Debra Dean, who'll soon lead a St. Pete writing workshop, likes to read comedy. Here are her recs. Credit: via Writers in Paradise

Debra Dean, who’ll soon lead a St. Pete writing workshop, likes to read comedy. Here are her recs. Credit: via Writers in Paradise
When I’m writing, I tend to avoid reading anything, except research, that’s in the same ballpark. So, though my own books circle around art and artists, World War II, Russia, and themes of survival, I tend to read far away from that.

I’m a late adopter, so I only recently started listening to books on my evening walks with the dog. What a great innovation! I recently listened to Less by Andrew Sean Greer, the first comic novel ever to win the Pulitzer. It follows the misadventures of a sweetly neurotic writer named Arthur Less who, to avoid being in town for the wedding of his ex, cobbles together a round-the-world itinerary of suspect literary invitations. Is it still the mark of a crazy person if you see her giggling to herself as she comes down the street? Of course, after listening, I then had to buy a paper copy of the book so I could go back and savor the spot-on metaphors that Greer laces throughout. Of Arthur, the narrator says, “by his forties, all he has managed to grow is a gentle sense of himself, akin to the transparent carapace of a soft-shelled crab.” A group of elderly women is described, “each with her own peculiar spiked or curled white hairdo, like a dahlia show.”

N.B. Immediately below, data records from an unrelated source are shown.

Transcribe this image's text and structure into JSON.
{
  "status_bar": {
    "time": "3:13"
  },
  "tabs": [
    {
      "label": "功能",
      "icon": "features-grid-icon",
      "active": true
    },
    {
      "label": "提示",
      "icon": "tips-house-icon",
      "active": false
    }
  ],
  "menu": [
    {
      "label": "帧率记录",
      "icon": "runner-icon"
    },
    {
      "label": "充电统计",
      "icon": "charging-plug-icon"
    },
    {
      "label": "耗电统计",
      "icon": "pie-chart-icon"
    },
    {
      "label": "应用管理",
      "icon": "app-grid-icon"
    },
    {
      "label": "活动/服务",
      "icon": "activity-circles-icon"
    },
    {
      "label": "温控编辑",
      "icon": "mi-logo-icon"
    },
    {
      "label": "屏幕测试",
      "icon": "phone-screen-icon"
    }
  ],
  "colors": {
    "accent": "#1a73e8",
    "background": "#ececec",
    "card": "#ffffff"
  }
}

This reminds me of another comic favorite, Straight Man, by Richard Russo. The endearing protagonist, William Henry Devereaux Jr., aka Lucky Hank, heads the beleaguered English Department at an undistinguished state school, the fictitious West Central Pennsylvania University. Rumors are afloat, as they are every spring, of new budget cuts so drastic that even tenured heads will roll, and the various faculty and administrators begin busily plotting to save their own jobs, to form alliances and sabotage their enemies. It’s Survivor, as played by a group of inept intellects too disorganized even to choose a leader, and in this vacuum, Hank, the loose cannon of the department, has risen to power (such as it is).

These two novels are not merely wacky screwball, though; both authors deftly explore the humbling plights of midlife, the career that never took off, the betrayals of an aging body. This is comedy taken bittersweet, wise to the underlying sadness of life but nonetheless full of kindness.

And allow me to make one last suggestion in a more serious vein: In the Distance by Hernan Diaz. This is one of those novels that grips you from the first page and pulls you into a new world. And the language is so fresh, so incisive. Diaz has reinvented the traditional American migration story with his lyrical tale of a Swedish immigrant who travels against the tide, heading east from gold-rush San Francisco in hopes of finding his brother in New York. The author’s imagination shreds the old clichés and makes the reader see afresh the strangeness of a foreign land, the brutal loneliness of being an immigrant, and the wonders and odd people that give the phrase ‘Wild West’ new meaning.